【特選】ゆっくりでいいよ 玉井小学校5年 八巻彩
ゆっくりでいいよ
玉井小学校5年 八巻彩
お姉ちゃんはうらやましい。学校の宿題もないし、周りの人からたくさんほめられる。それがいやでお母さんに言った。「お姉ちゃんはね、うまくいろいろできないの。だから彩みたいに速くできない。お姉ちゃんは他の人の力も借りてゆっくりやるのよ。」それを聞いて、わたしは何も言えなかった。でも、お姉ちゃんは中学校で「彩ちゃんはね、やさしいんだよ。かわいいんだよ。」と言ってくれた。うれしかった。お姉ちゃんの中学校にいくと、そこのみんなはいつも笑顔でむかえてくれる。お姉ちゃんたちはできないことが多いけれど、笑顔で、そして前向きでいる姿がとてもすてきだと思う。
お姉ちゃんの中学校は障害をもった人たちの学校だ。わたしは、そこで行われたスポーツ大会に参加した。スポーツ大会では、ベースボール、フリスビーなど、おもしろいゲームがたくさんあったが、うまくできない人たちも多かった。でも、学校の生徒たちはみんな、失敗してもくじけず笑顔で挑戦していたから、すごいと思った。
終わった後にインタビューを受けた時、わたしは、「お姉ちゃんが楽しくしていたので、わたしも楽しかったです。」と言った。すると、周りの人や校長先生に、たくさんほめられた。なんでだろう。お姉ちゃんが楽しくしていたら、わたしも楽しくなっただけなのに。不思議に思った。

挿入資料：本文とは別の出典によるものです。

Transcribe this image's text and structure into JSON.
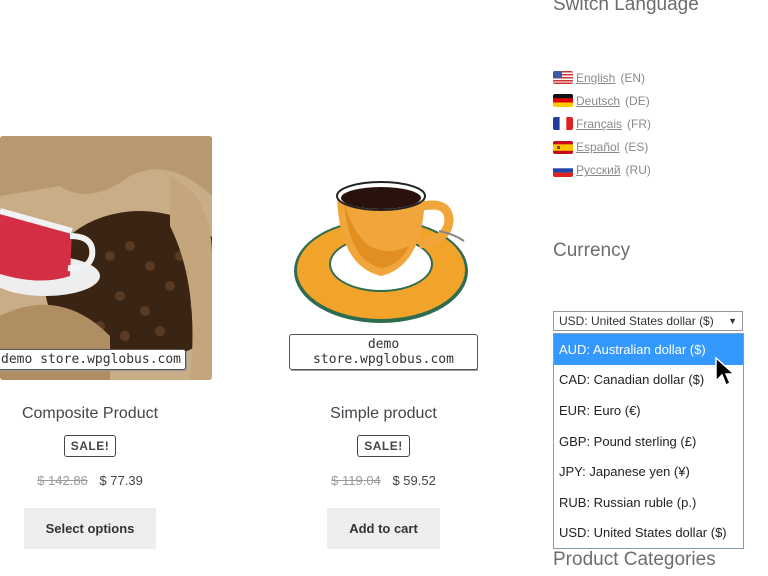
{
  "products": [
    {
      "title": "Composite Product",
      "sale_badge": "SALE!",
      "old_price": "$ 142.86",
      "new_price": "$ 77.39",
      "button": "Select options",
      "watermark": "demo store.wpglobus.com"
    },
    {
      "title": "Simple product",
      "sale_badge": "SALE!",
      "old_price": "$ 119.04",
      "new_price": "$ 59.52",
      "button": "Add to cart",
      "watermark": "demo store.wpglobus.com"
    }
  ],
  "sidebar": {
    "language_title": "Switch Language",
    "languages": [
      {
        "name": "English",
        "code": "(EN)",
        "flag": "us-flag-icon"
      },
      {
        "name": "Deutsch",
        "code": "(DE)",
        "flag": "de-flag-icon"
      },
      {
        "name": "Français",
        "code": "(FR)",
        "flag": "fr-flag-icon"
      },
      {
        "name": "Español",
        "code": "(ES)",
        "flag": "es-flag-icon"
      },
      {
        "name": "Русский",
        "code": "(RU)",
        "flag": "ru-flag-icon"
      }
    ],
    "currency_title": "Currency",
    "currency_selected": "USD: United States dollar ($)",
    "currency_options": [
      "AUD: Australian dollar ($)",
      "CAD: Canadian dollar ($)",
      "EUR: Euro (€)",
      "GBP: Pound sterling (£)",
      "JPY: Japanese yen (¥)",
      "RUB: Russian ruble (p.)",
      "USD: United States dollar ($)"
    ],
    "highlighted_option_index": 0,
    "categories_title": "Product Categories"
  },
  "colors": {
    "highlight": "#3399ff",
    "button_bg": "#eeeeee",
    "text": "#43454b",
    "widget_title": "#6d6d6d"
  }
}
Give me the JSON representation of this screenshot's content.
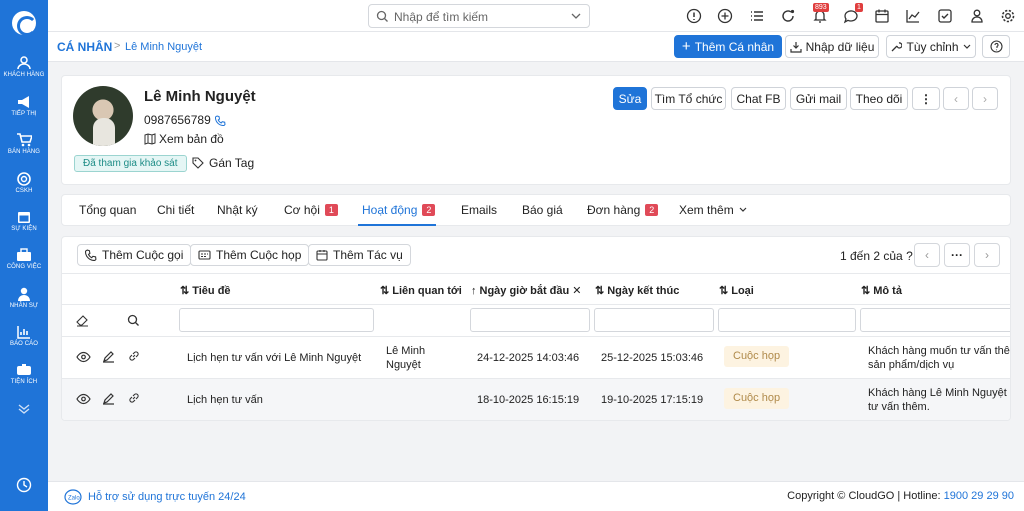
{
  "sidebar": {
    "items": [
      {
        "label": "KHÁCH HÀNG",
        "icon": "users-icon"
      },
      {
        "label": "TIẾP THỊ",
        "icon": "megaphone-icon"
      },
      {
        "label": "BÁN HÀNG",
        "icon": "cart-icon"
      },
      {
        "label": "CSKH",
        "icon": "lifebuoy-icon"
      },
      {
        "label": "SỰ KIỆN",
        "icon": "calendar-icon"
      },
      {
        "label": "CÔNG VIỆC",
        "icon": "briefcase-icon"
      },
      {
        "label": "NHÂN SỰ",
        "icon": "person-icon"
      },
      {
        "label": "BÁO CÁO",
        "icon": "report-icon"
      },
      {
        "label": "TIỆN ÍCH",
        "icon": "utilities-icon"
      }
    ]
  },
  "topbar": {
    "search_placeholder": "Nhập để tìm kiếm",
    "notifications_count": "893",
    "messages_count": "1"
  },
  "breadcrumb": {
    "root": "CÁ NHÂN",
    "separator": ">",
    "current": "Lê Minh Nguyệt"
  },
  "header_actions": {
    "add": "Thêm Cá nhân",
    "import": "Nhập dữ liệu",
    "custom": "Tùy chỉnh"
  },
  "profile": {
    "name": "Lê Minh Nguyệt",
    "phone": "0987656789",
    "map_label": "Xem bản đồ",
    "survey_badge": "Đã tham gia khảo sát",
    "tag_label": "Gán Tag",
    "actions": {
      "edit": "Sửa",
      "find_org": "Tìm Tổ chức",
      "chat_fb": "Chat FB",
      "send_mail": "Gửi mail",
      "follow": "Theo dõi"
    }
  },
  "tabs": [
    {
      "label": "Tổng quan"
    },
    {
      "label": "Chi tiết"
    },
    {
      "label": "Nhật ký"
    },
    {
      "label": "Cơ hội",
      "count": "1"
    },
    {
      "label": "Hoạt động",
      "count": "2"
    },
    {
      "label": "Emails"
    },
    {
      "label": "Báo giá"
    },
    {
      "label": "Đơn hàng",
      "count": "2"
    },
    {
      "label": "Xem thêm"
    }
  ],
  "activity": {
    "buttons": {
      "add_call": "Thêm Cuộc gọi",
      "add_meeting": "Thêm Cuộc họp",
      "add_task": "Thêm Tác vụ"
    },
    "pager_text": "1 đến 2 của",
    "pager_more": "?",
    "columns": [
      "Tiêu đề",
      "Liên quan tới",
      "Ngày giờ bắt đầu",
      "Ngày kết thúc",
      "Loại",
      "Mô tả"
    ],
    "rows": [
      {
        "title": "Lịch hẹn tư vấn với Lê Minh Nguyệt",
        "related_line1": "Lê Minh",
        "related_line2": "Nguyệt",
        "start": "24-12-2025 14:03:46",
        "end": "25-12-2025 15:03:46",
        "type": "Cuộc họp",
        "desc_line1": "Khách hàng muốn tư vấn thêm",
        "desc_line2": "sản phẩm/dịch vụ"
      },
      {
        "title": "Lịch hẹn tư vấn",
        "related_line1": "",
        "related_line2": "",
        "start": "18-10-2025 16:15:19",
        "end": "19-10-2025 17:15:19",
        "type": "Cuộc họp",
        "desc_line1": "Khách hàng Lê Minh Nguyệt",
        "desc_line2": "tư vấn thêm."
      }
    ]
  },
  "footer": {
    "support": "Hỗ trợ sử dụng trực tuyến 24/24",
    "copyright": "Copyright © CloudGO | Hotline: ",
    "hotline": "1900 29 29 90"
  },
  "colors": {
    "primary": "#1f74d8",
    "badge": "#e04a58",
    "pill_bg": "#fdf3e1"
  }
}
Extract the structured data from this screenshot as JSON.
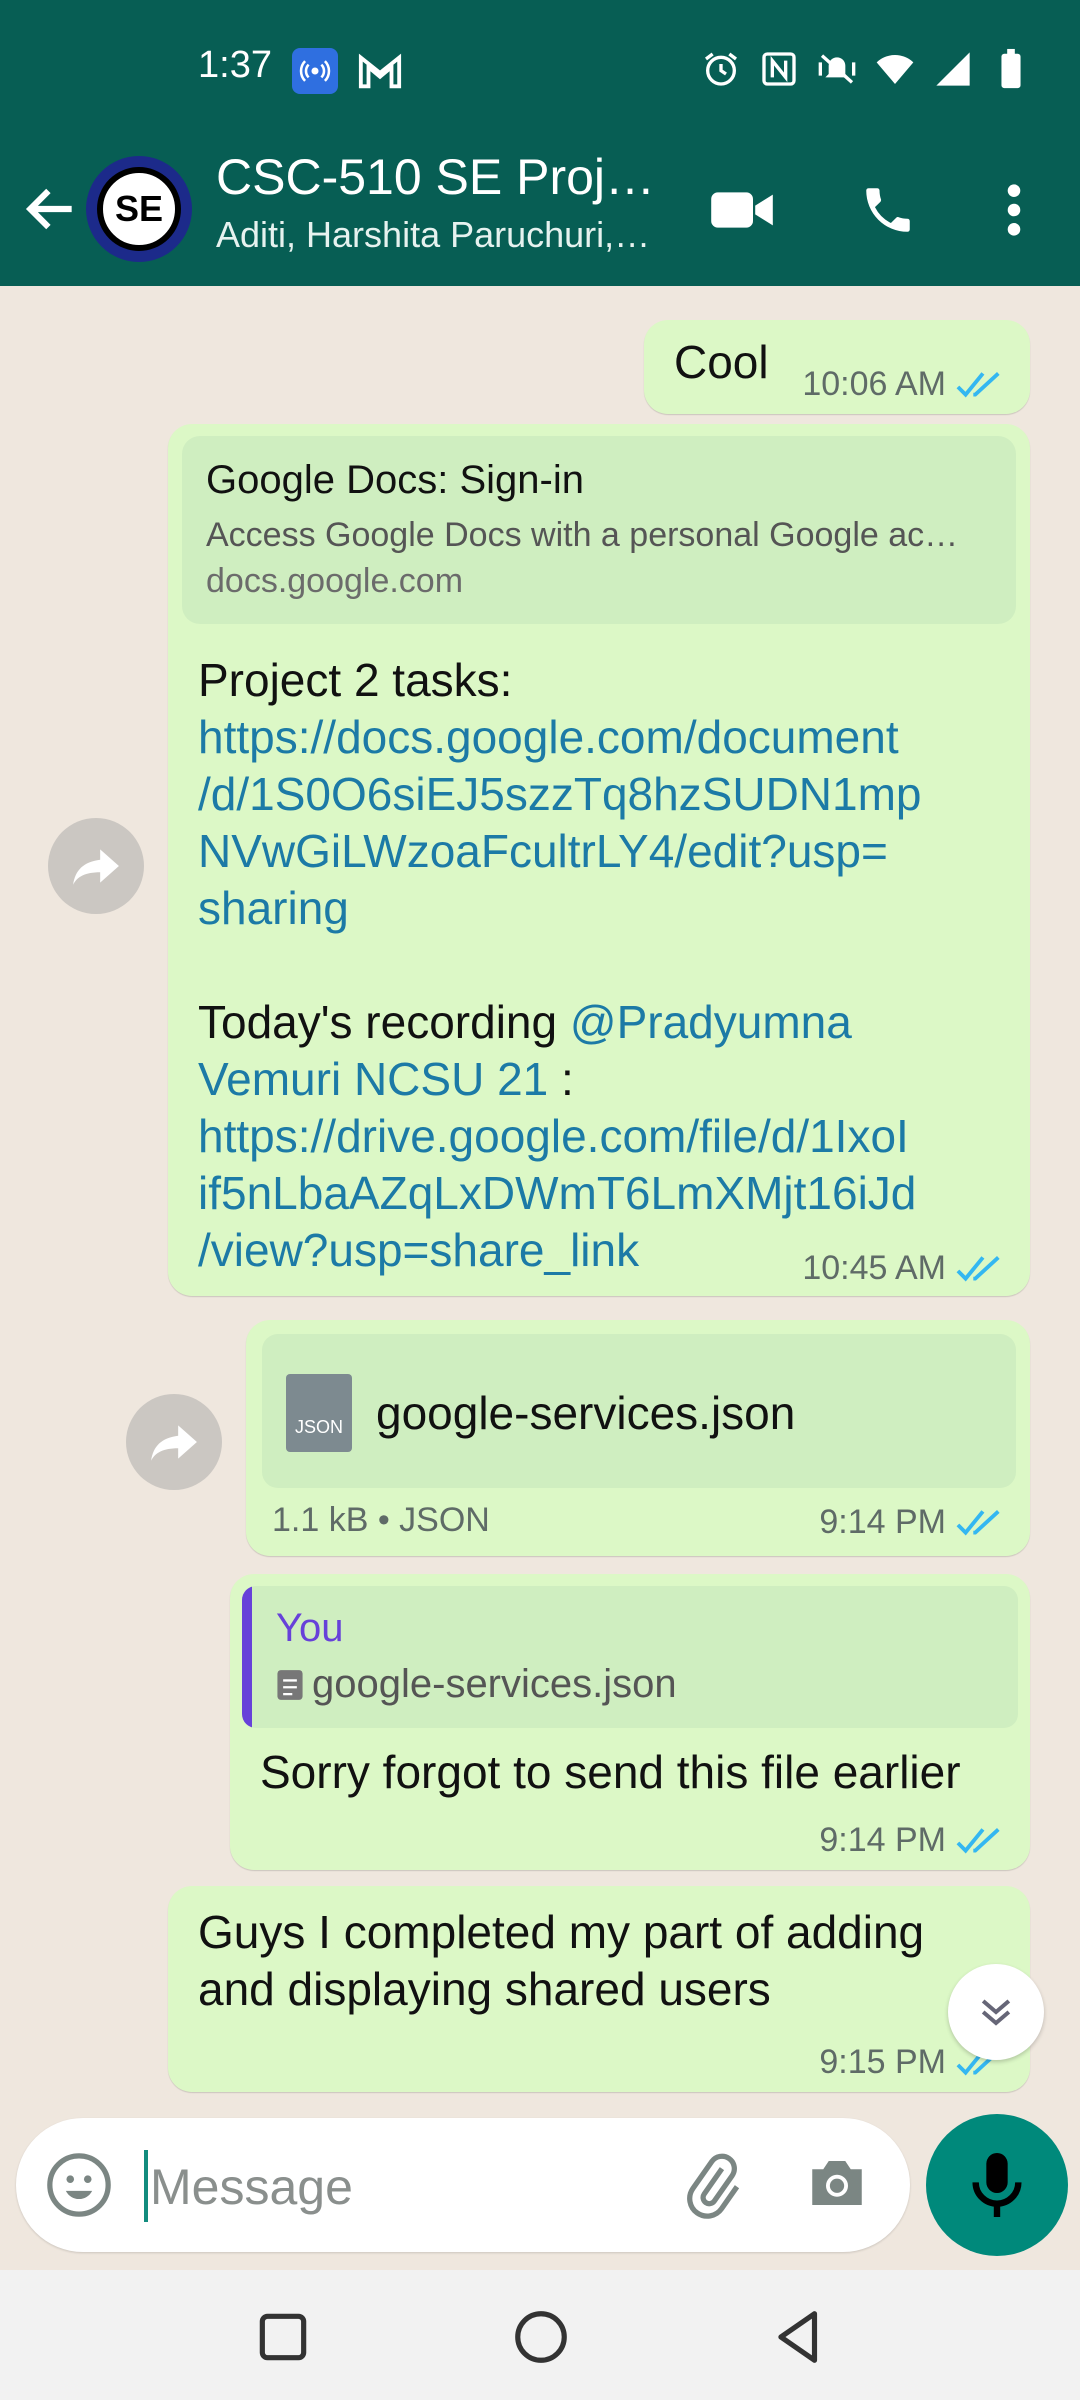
{
  "status_bar": {
    "time": "1:37",
    "icons": [
      "hotspot-icon",
      "gmail-icon",
      "alarm-icon",
      "nfc-icon",
      "vibrate-icon",
      "wifi-icon",
      "signal-icon",
      "battery-icon"
    ]
  },
  "header": {
    "avatar_text": "SE",
    "title": "CSC-510 SE Proj…",
    "subtitle": "Aditi, Harshita Paruchuri,…"
  },
  "messages": {
    "m1": {
      "text": "Cool",
      "time": "10:06 AM"
    },
    "m2": {
      "preview_title": "Google Docs: Sign-in",
      "preview_desc": "Access Google Docs with a personal Google ac…",
      "preview_domain": "docs.google.com",
      "line1": "Project 2 tasks:",
      "link1a": "https://docs.google.com/document",
      "link1b": "/d/1S0O6siEJ5szzTq8hzSUDN1mp",
      "link1c": "NVwGiLWzoaFcultrLY4/edit?usp=",
      "link1d": "sharing",
      "line2_prefix": "Today's recording ",
      "mention_a": "@Pradyumna",
      "mention_b": "Vemuri NCSU 21",
      "line2_suffix": " :",
      "link2a": "https://drive.google.com/file/d/1IxoI",
      "link2b": "if5nLbaAZqLxDWmT6LmXMjt16iJd",
      "link2c": "/view?usp=share_link",
      "time": "10:45 AM"
    },
    "m3": {
      "file_icon_label": "JSON",
      "filename": "google-services.json",
      "fileinfo": "1.1 kB • JSON",
      "time": "9:14 PM"
    },
    "m4": {
      "quote_name": "You",
      "quote_file": "google-services.json",
      "text": "Sorry forgot to send this file earlier",
      "time": "9:14 PM"
    },
    "m5": {
      "line1": "Guys I completed my part of adding",
      "line2": "and displaying shared users",
      "time": "9:15 PM"
    }
  },
  "composer": {
    "placeholder": "Message"
  },
  "colors": {
    "header": "#075e54",
    "bubble": "#dcf8c6",
    "link": "#1c7aa6",
    "read_ticks": "#34b7f1",
    "mic": "#00897b"
  }
}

そういえば、お姉ちゃんにはできないことがたくさんある。お姉ちゃんはわたしと同じようにはできないし、やっているのを見ると、とても大変そうだ。だから、お姉ちゃんが楽しくしていられるって、すごいことなんだ。わたしはそう考えた。
お姉ちゃんの周りには、たくさんやさしい人がいる。「心ちゃんだいじょうぶ。」
「心さん手伝うよ。」「心ちゃんはゆっくりでいいよ。」お姉ちゃんはたくさんの人に助けてもらっていた。だから、お姉ちゃんは楽しくいられるんだ。
わたしは、世界中のみんなが、お姉ちゃんのように楽しくいられる未来になるといいと思う。この中学校のみんなのように、周りの人が障害をもつ人に手を貸してあげたり、声をかけてあげたりして、互いに寄りそってほしい。そうすれば、障害をもつ人もそうでもない人も、だれもが楽しく生活できる未来になるとわたしは思う。
「お姉ちゃん、楽しく、ゆっくりやろうね。」わたしはお姉ちゃんにそう言いたい。